Researchers who believe in the continuous-change model tend to investigate the effects of specific types of processes or content domains on the development of particular skills. One of the processes emphasized within the continuous change framework has been automatization, the movement from laborious execution of a skill or production system to execution that is smooth and without deliberation. Several studies have demonstrated that automatization can produce what seem to be developmental anomalies. When school-age children are experts in some domain, such as chess, they can perform better than adults who are not experts (Chi, 1978). More generally, many types of tasks produce no differences between the performances of children and adults (Brown et al., 1983; Goodman, 1980).
In research on specific content domains, the general question is typically how the nature of a domain affects a range of developing behaviors. For example, the nature of language, mathematics, or morality is said to produce "constraints" on the form of development in relevant behaviors (Keil, 1981; Turiel, 1977). Development in domains that involve self-monitoring, such as knowledge about one's own memory processes (metamemory), is hypothesized to have general effects on many aspects of cognitive development (Brown et al., 1983; Flavell and Wellman, 1977).

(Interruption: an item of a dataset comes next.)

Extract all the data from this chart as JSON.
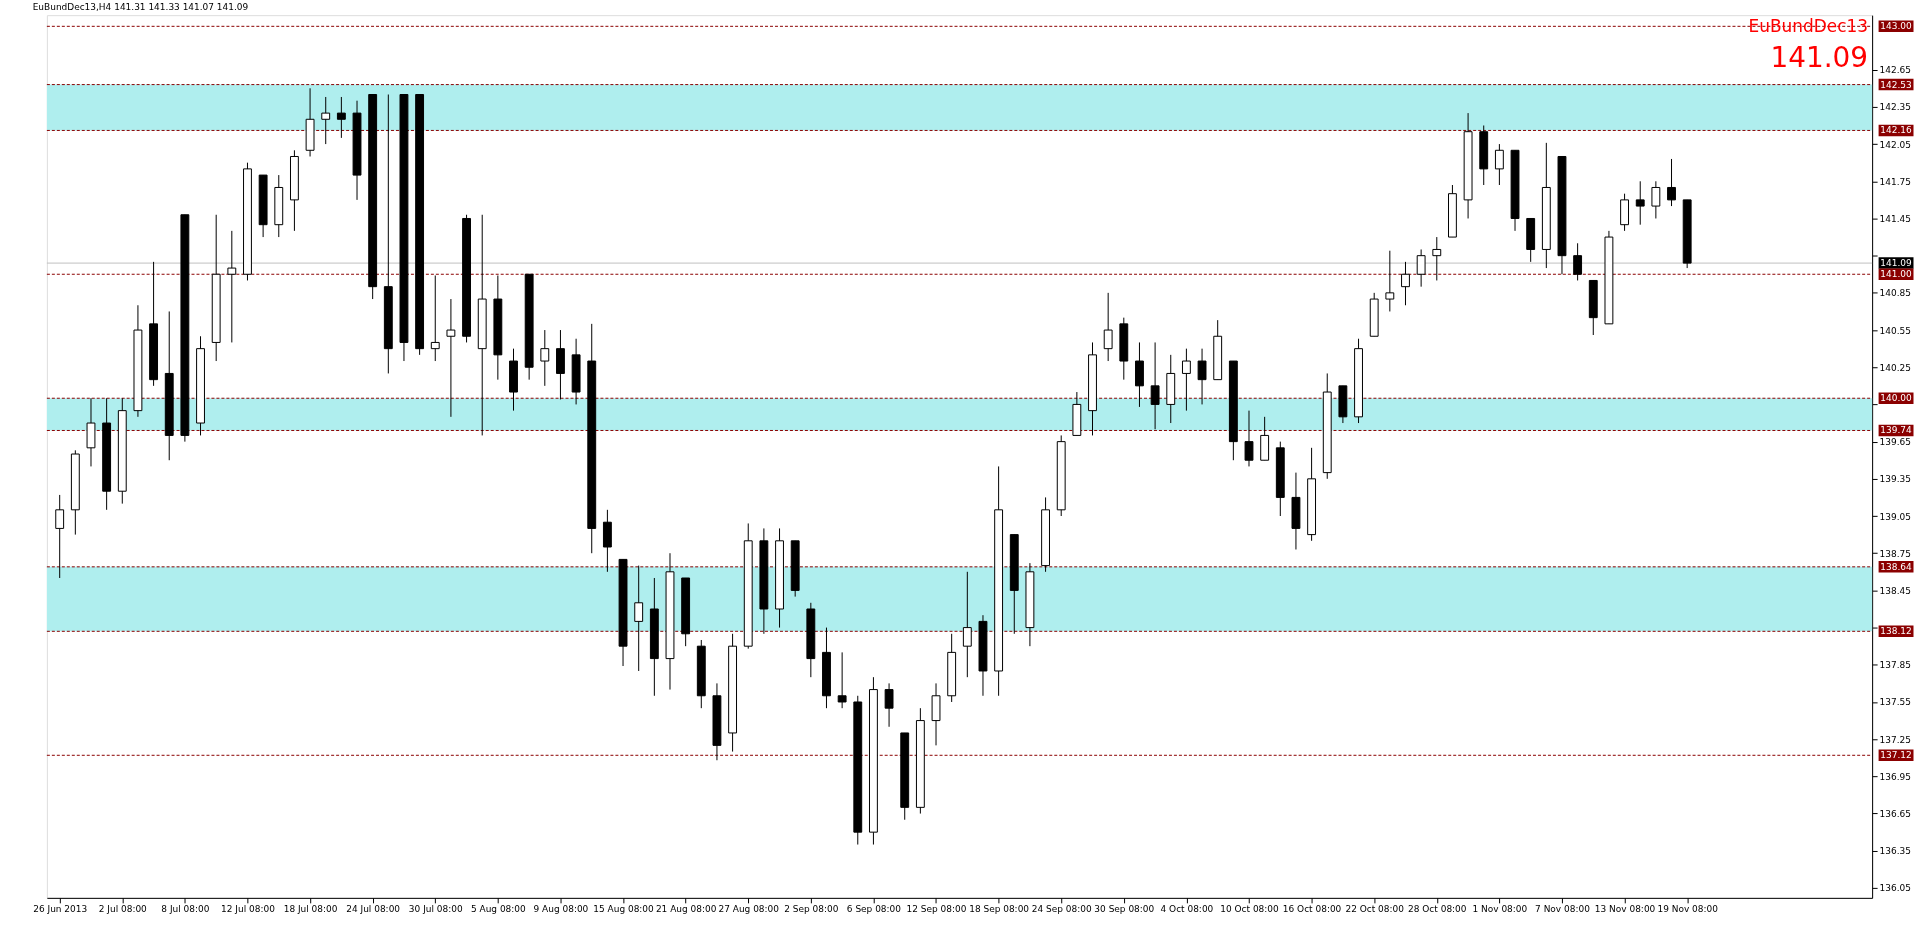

Within the continuous-change, functionalist framework, investigators often assume that there is some intrinsic incompatibility between general cognitive-developmental reorganizations and effects of specific domains or processes. Yet it is far from obvious that any such incompatibility exists. The process of automatization can have powerful effects on developing behaviors, and at the same time children can show general reorganizations in those behaviors (Case, 1980). The domain of mathematics can produce constraints on the types of behaviors children can demonstrate, and at the same time those behaviors can be affected by general reorganizations. The reason for the assumption of incompatibility seems to be that developmentalists view the logic and limited-memory models as incompatible with the continuous-change model.
The assumption of incompatibility between reorganization and continuous change seems to stem from the fundamental starting points of the models: The logic and short-term memory models focus primarily on the organism as the locus of developmental change, whereas the continuous models focus on environmental factors. Several recent theoretical efforts have sought to move beyond this limit of the three standard models by providing a more genuinely interactional analysis, with major roles for both organismic and environmental influences (Fischer, 1980; Halford and Wilson, 1980; Silvern, 1984). Approaches that explicitly include both organism and environment in the working constructs for explaining developmental processes may provide the most promise for future research.